In one of Georg’s first papers, he proved that the set of real numbers is “more numerous” than the set of natural numbers. He also showed the necessity of one-to-one correspondence in set theory. He used this concept to define finite and infinite sets, subdividing the latter into denumerable sets and uncountable sets. Georg also pioneered using fundamental counting in set theory. This discovery led to Cantor’s theorem: the size of the power set of A is strictly larger than the size of A, even when A is an infinite set.
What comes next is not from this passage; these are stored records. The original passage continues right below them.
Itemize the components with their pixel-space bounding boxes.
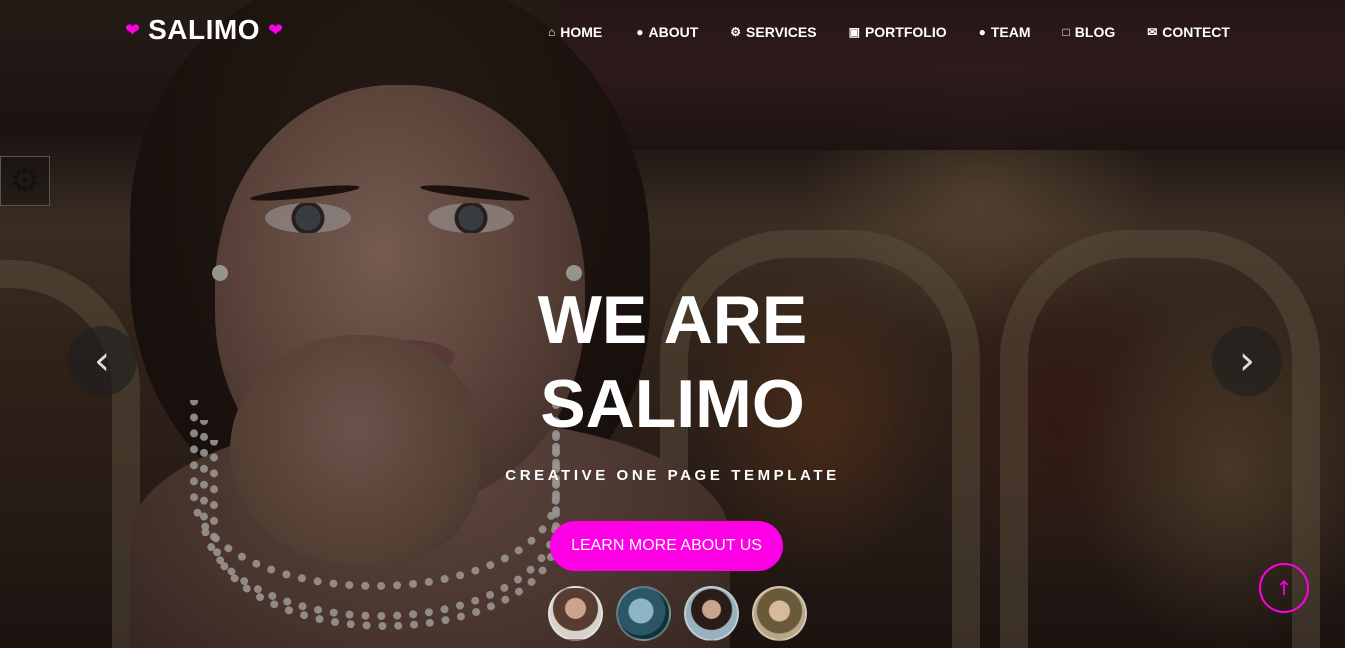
user-icon: ● bbox=[636, 25, 644, 39]
slide-thumbnails bbox=[548, 586, 807, 641]
image-icon: ▣ bbox=[848, 25, 860, 39]
heart-icon: ❤ bbox=[125, 20, 141, 40]
chat-icon: □ bbox=[1062, 25, 1070, 39]
back-to-top-button[interactable]: ↑ bbox=[1259, 563, 1309, 613]
brand-name: SALIMO bbox=[148, 14, 260, 45]
slide-thumbnail[interactable] bbox=[684, 586, 739, 641]
learn-more-button[interactable]: LEARN MORE ABOUT US bbox=[550, 521, 783, 571]
nav-item-about[interactable]: ● ABOUT bbox=[636, 24, 698, 40]
heart-icon: ❤ bbox=[267, 20, 284, 40]
arrow-up-icon: ↑ bbox=[1275, 576, 1293, 600]
slide-thumbnail[interactable] bbox=[752, 586, 807, 641]
nav-item-home[interactable]: ⌂ HOME bbox=[548, 24, 602, 40]
nav-item-portfolio[interactable]: ▣ PORTFOLIO bbox=[849, 24, 947, 40]
settings-toggle-button[interactable]: ⚙ bbox=[0, 156, 50, 206]
nav-item-blog[interactable]: □ BLOG bbox=[1063, 24, 1116, 40]
nav-item-services[interactable]: ⚙ SERVICES bbox=[730, 24, 816, 40]
headline-line-2: SALIMO bbox=[540, 366, 805, 442]
gear-icon: ⚙ bbox=[730, 25, 742, 39]
nav-item-contect[interactable]: ✉ CONTECT bbox=[1147, 24, 1230, 40]
hero-tagline: CREATIVE ONE PAGE TEMPLATE bbox=[505, 467, 840, 484]
gear-icon: ⚙ bbox=[9, 162, 41, 200]
hero-headline: WE ARE SALIMO bbox=[0, 278, 1345, 446]
main-navigation: ⌂ HOME ● ABOUT ⚙ SERVICES ▣ PORTFOLIO ● TEAM … bbox=[548, 24, 1230, 40]
headline-line-1: WE ARE bbox=[537, 282, 808, 358]
envelope-icon: ✉ bbox=[1147, 25, 1158, 39]
home-icon: ⌂ bbox=[548, 25, 556, 39]
slide-thumbnail[interactable] bbox=[548, 586, 603, 641]
site-logo[interactable]: ❤ SALIMO ❤ bbox=[125, 14, 283, 46]
user-icon: ● bbox=[978, 25, 986, 39]
nav-item-team[interactable]: ● TEAM bbox=[979, 24, 1031, 40]
slide-thumbnail[interactable] bbox=[616, 586, 671, 641]
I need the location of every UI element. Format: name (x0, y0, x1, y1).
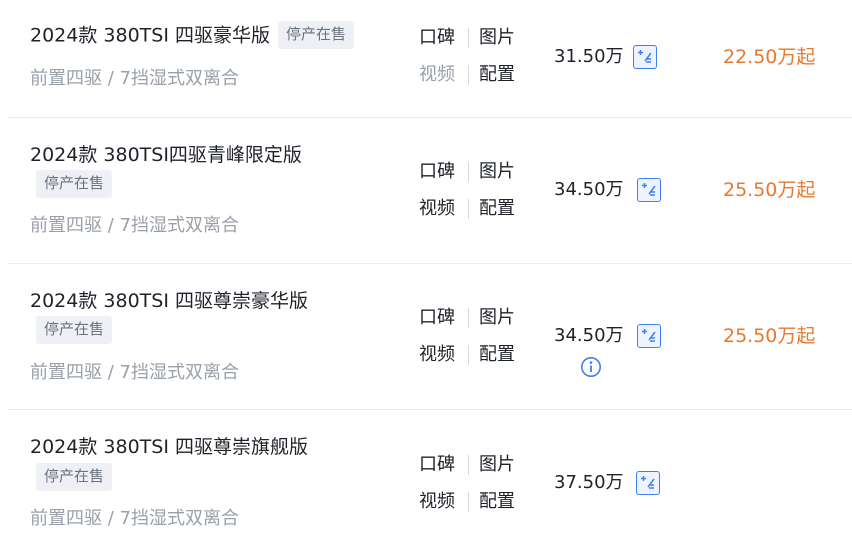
trim-links: 口碑 图片 视频 配置 (419, 26, 529, 96)
link-config[interactable]: 配置 (479, 343, 515, 367)
link-reviews[interactable]: 口碑 (419, 26, 455, 50)
link-config[interactable]: 配置 (479, 490, 515, 514)
trim-title-line: 2024款 380TSI四驱青峰限定版 (30, 142, 302, 168)
calculator-icon[interactable] (633, 45, 657, 69)
guide-price[interactable]: 25.50万起 (723, 324, 815, 348)
status-badge: 停产在售 (36, 316, 113, 344)
link-photos[interactable]: 图片 (479, 453, 515, 477)
guide-price[interactable]: 22.50万起 (723, 45, 815, 69)
link-videos[interactable]: 视频 (419, 490, 455, 514)
trim-title[interactable]: 2024款 380TSI 四驱尊崇旗舰版 (30, 436, 308, 458)
link-divider (468, 65, 469, 85)
dealer-price: 31.50万 (554, 46, 624, 67)
trim-row: 2024款 380TSI 四驱尊崇旗舰版 停产在售 前置四驱 / 7挡湿式双离合… (0, 410, 852, 538)
guide-price[interactable]: 25.50万起 (723, 178, 815, 202)
link-divider (468, 199, 469, 219)
link-divider (468, 455, 469, 475)
link-divider (468, 28, 469, 48)
link-reviews[interactable]: 口碑 (419, 160, 455, 184)
trim-spec: 前置四驱 / 7挡湿式双离合 (30, 68, 239, 89)
info-icon[interactable] (580, 356, 602, 378)
dealer-price: 34.50万 (554, 325, 624, 346)
trim-spec: 前置四驱 / 7挡湿式双离合 (30, 215, 239, 236)
trim-spec: 前置四驱 / 7挡湿式双离合 (30, 508, 239, 529)
link-reviews[interactable]: 口碑 (419, 306, 455, 330)
trim-row: 2024款 380TSI四驱青峰限定版 停产在售 前置四驱 / 7挡湿式双离合 … (0, 118, 852, 264)
link-reviews[interactable]: 口碑 (419, 453, 455, 477)
trim-links: 口碑 图片 视频 配置 (419, 160, 529, 230)
status-badge: 停产在售 (277, 21, 354, 49)
trim-title[interactable]: 2024款 380TSI 四驱豪华版 (30, 25, 270, 47)
trim-links: 口碑 图片 视频 配置 (419, 453, 529, 523)
link-photos[interactable]: 图片 (479, 26, 515, 50)
trim-title-line: 2024款 380TSI 四驱尊崇豪华版 (30, 288, 308, 314)
link-photos[interactable]: 图片 (479, 160, 515, 184)
link-config[interactable]: 配置 (479, 63, 515, 87)
status-badge: 停产在售 (36, 170, 113, 198)
trim-title[interactable]: 2024款 380TSI 四驱尊崇豪华版 (30, 290, 308, 312)
link-divider (468, 308, 469, 328)
trim-row: 2024款 380TSI 四驱豪华版 停产在售 前置四驱 / 7挡湿式双离合 口碑… (0, 0, 852, 118)
trim-title[interactable]: 2024款 380TSI四驱青峰限定版 (30, 144, 302, 166)
dealer-price: 34.50万 (554, 179, 624, 200)
link-divider (468, 345, 469, 365)
calculator-icon[interactable] (636, 471, 660, 495)
link-divider (468, 162, 469, 182)
link-videos[interactable]: 视频 (419, 197, 455, 221)
trim-links: 口碑 图片 视频 配置 (419, 306, 529, 376)
calculator-icon[interactable] (637, 178, 661, 202)
link-photos[interactable]: 图片 (479, 306, 515, 330)
trim-title-line: 2024款 380TSI 四驱尊崇旗舰版 (30, 434, 308, 460)
link-videos[interactable]: 视频 (419, 63, 455, 87)
trim-row: 2024款 380TSI 四驱尊崇豪华版 停产在售 前置四驱 / 7挡湿式双离合… (0, 264, 852, 410)
link-videos[interactable]: 视频 (419, 343, 455, 367)
trim-title-line: 2024款 380TSI 四驱豪华版 停产在售 (30, 21, 354, 50)
dealer-price: 37.50万 (554, 472, 624, 493)
status-badge: 停产在售 (36, 463, 113, 491)
link-divider (468, 492, 469, 512)
link-config[interactable]: 配置 (479, 197, 515, 221)
calculator-icon[interactable] (637, 324, 661, 348)
trim-spec: 前置四驱 / 7挡湿式双离合 (30, 362, 239, 383)
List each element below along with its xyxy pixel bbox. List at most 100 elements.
Georg had many triumphs during his career, making him one of the great discrete mathematicians in history, but he also suffered because of his career. He was hospitalized several times throughout his life, which until his death, was contributed to depression. He would sever ties with friends and colleagues if they criticized his work. He once became so “depressed” from criticism by Leopold Kronecker that he began applying himself to lecture on philosophy instead of mathematics. He spent a great deal of time trying to prove that Francis Bacon wrote the plays attributed to Shakespeare, even writing two pamphlets on it.
All of his correspondence with friend and publisher Gosta Mittag-Leffler attacked Kronecker and displayed how much of his confidence he lost due to Kronecker’s critiques of his work. Georg retired in 1913, still battling chronic depression. He suffered from poverty and malnourishment during World War I. He passed his final year of life in the sanatorium, where he died on January 6, 1918. After his death, Georg was diagnosed with bipolarity, which is attributed for his erratic behavior and depression.